Sous de faux prétextes, des pirates informatiques s'infiltrent en personne dans les entreprises.

Tous les pirates informatiques ne se servent pas forcément d'un clavier et d'une souris pour obtenir des accès privilégiés dans des entreprises. Ils peuvent aussi recourir à une méthode aussi vieille que le monde: le mensonge. En version techno, ça s'appelle «l'ingénierie sociale».

Au début du mois, les employés d'une banque américaine ont trouvé des clés USB abandonnées dans leur cafétéria et leur stationnement. Poussés par la curiosité, ils les ont branchées à leurs PC sans savoir qu'elles contenaient un «cheval de Troie» qui a envoyé leurs mots de passe et autres informations à des pirates.

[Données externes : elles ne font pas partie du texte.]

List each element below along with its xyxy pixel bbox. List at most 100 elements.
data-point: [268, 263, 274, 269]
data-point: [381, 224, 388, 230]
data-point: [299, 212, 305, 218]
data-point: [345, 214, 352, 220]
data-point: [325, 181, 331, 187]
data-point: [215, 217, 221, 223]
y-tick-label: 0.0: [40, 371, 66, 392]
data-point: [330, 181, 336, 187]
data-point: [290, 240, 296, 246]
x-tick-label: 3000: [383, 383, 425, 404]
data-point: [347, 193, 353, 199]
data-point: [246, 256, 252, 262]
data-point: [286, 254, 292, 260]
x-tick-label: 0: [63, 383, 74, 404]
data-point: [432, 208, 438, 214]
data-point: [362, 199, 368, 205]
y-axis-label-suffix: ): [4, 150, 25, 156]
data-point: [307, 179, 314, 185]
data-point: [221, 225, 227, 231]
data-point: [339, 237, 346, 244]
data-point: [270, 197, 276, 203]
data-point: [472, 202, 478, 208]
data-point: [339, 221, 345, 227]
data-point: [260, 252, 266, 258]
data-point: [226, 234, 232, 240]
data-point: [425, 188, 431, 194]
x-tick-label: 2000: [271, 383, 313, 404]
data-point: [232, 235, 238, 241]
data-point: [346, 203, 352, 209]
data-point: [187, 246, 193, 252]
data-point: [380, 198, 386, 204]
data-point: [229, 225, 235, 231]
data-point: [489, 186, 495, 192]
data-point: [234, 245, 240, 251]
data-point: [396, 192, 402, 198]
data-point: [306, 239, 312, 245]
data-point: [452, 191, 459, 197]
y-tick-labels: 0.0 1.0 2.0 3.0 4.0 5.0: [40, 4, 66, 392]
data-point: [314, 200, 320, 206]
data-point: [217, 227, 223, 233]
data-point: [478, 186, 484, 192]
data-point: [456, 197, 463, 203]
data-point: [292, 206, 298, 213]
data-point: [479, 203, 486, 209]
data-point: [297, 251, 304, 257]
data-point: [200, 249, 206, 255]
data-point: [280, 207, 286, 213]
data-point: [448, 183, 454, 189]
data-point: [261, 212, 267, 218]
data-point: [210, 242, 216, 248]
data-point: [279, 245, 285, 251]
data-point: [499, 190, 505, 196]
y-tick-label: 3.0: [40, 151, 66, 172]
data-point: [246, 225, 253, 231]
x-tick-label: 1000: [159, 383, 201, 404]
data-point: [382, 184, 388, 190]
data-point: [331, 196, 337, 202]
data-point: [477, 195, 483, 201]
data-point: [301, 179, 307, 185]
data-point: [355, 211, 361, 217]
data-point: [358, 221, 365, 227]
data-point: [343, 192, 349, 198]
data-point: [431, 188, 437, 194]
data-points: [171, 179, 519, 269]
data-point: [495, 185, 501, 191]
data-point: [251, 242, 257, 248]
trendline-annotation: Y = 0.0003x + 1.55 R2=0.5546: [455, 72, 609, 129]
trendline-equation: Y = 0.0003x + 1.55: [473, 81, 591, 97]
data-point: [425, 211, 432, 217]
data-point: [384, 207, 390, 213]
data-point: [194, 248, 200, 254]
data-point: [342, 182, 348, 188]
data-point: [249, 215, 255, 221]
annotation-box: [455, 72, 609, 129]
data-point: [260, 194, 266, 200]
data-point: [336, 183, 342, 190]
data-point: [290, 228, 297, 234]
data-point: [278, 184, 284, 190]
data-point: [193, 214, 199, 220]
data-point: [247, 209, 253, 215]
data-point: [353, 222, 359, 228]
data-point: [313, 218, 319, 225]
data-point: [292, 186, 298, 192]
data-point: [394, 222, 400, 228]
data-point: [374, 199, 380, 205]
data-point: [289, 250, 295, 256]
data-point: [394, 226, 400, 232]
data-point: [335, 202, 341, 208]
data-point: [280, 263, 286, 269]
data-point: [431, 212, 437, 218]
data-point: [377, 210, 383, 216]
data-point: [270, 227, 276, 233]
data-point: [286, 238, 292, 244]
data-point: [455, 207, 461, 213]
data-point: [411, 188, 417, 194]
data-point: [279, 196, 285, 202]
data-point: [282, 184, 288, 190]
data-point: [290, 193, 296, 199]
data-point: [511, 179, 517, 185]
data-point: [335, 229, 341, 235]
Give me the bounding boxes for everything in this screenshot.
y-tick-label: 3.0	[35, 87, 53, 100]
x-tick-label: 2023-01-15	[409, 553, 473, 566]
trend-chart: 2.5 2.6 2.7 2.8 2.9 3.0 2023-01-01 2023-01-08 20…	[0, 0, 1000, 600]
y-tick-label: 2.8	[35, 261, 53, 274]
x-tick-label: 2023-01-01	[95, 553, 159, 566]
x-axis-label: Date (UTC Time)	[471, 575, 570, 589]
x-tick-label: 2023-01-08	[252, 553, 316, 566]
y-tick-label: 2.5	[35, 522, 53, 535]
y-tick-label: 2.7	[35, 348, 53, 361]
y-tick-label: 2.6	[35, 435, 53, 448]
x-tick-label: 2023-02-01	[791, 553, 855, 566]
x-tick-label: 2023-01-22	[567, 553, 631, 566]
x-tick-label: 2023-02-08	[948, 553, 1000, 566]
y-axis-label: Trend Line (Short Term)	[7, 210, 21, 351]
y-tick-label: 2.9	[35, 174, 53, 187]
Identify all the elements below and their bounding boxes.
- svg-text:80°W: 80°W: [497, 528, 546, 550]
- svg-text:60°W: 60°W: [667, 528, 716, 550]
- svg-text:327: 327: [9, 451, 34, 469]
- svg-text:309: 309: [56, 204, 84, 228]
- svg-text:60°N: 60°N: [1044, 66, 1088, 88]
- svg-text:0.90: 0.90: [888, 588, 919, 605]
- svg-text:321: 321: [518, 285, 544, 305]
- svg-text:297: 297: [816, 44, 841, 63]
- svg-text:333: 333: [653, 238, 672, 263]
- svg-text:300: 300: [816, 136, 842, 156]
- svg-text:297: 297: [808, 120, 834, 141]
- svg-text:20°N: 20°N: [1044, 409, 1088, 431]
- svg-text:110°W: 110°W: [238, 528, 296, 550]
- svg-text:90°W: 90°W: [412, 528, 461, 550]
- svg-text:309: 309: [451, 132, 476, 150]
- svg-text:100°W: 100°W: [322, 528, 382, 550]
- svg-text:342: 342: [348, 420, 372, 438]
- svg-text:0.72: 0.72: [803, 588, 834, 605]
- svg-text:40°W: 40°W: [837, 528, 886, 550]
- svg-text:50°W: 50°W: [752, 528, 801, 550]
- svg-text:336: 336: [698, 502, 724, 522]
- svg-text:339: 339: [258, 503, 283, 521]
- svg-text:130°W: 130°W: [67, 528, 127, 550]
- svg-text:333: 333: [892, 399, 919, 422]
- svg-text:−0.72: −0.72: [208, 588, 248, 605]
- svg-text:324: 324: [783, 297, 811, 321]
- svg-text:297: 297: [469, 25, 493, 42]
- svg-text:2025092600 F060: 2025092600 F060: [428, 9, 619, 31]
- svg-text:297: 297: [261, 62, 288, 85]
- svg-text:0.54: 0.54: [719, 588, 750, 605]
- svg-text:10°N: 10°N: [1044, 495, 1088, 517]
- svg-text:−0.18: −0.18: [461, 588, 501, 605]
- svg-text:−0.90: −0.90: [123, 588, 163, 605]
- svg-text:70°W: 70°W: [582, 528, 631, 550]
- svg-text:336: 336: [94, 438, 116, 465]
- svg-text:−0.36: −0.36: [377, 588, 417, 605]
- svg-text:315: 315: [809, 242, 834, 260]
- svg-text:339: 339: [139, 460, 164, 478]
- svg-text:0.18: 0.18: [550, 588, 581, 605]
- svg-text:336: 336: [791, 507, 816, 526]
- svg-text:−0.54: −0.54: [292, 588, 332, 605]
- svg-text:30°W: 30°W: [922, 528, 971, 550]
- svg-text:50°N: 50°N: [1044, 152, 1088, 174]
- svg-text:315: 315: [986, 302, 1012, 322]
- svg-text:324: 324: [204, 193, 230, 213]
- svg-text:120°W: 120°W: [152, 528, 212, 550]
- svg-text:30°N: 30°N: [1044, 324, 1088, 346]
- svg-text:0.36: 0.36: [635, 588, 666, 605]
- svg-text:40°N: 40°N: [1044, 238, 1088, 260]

Au Japon, la banque Sumitomo Mitsumi a failli être victime d'une attaque informatique majeure après avoir laissé entrer une équipe de «nettoyeurs» équipés d'outils de capture de frappe (keyloggers) qu'ils ont installés sur les PC des employés.

Ces entreprises avaient investi dans de coûteuses technologies de sécurité informatique, mais elles ont fini par céder à la bonne vieille manipulation.

«L'ingénierie sociale» repose sur le principe que le maillon le plus faible d'un réseau informatique est l'être humain. Plutôt que de chercher les vulnérabilités technologiques d'un réseau, les pirates en contactent directement les responsables pour les piéger à coup de charme et de culot.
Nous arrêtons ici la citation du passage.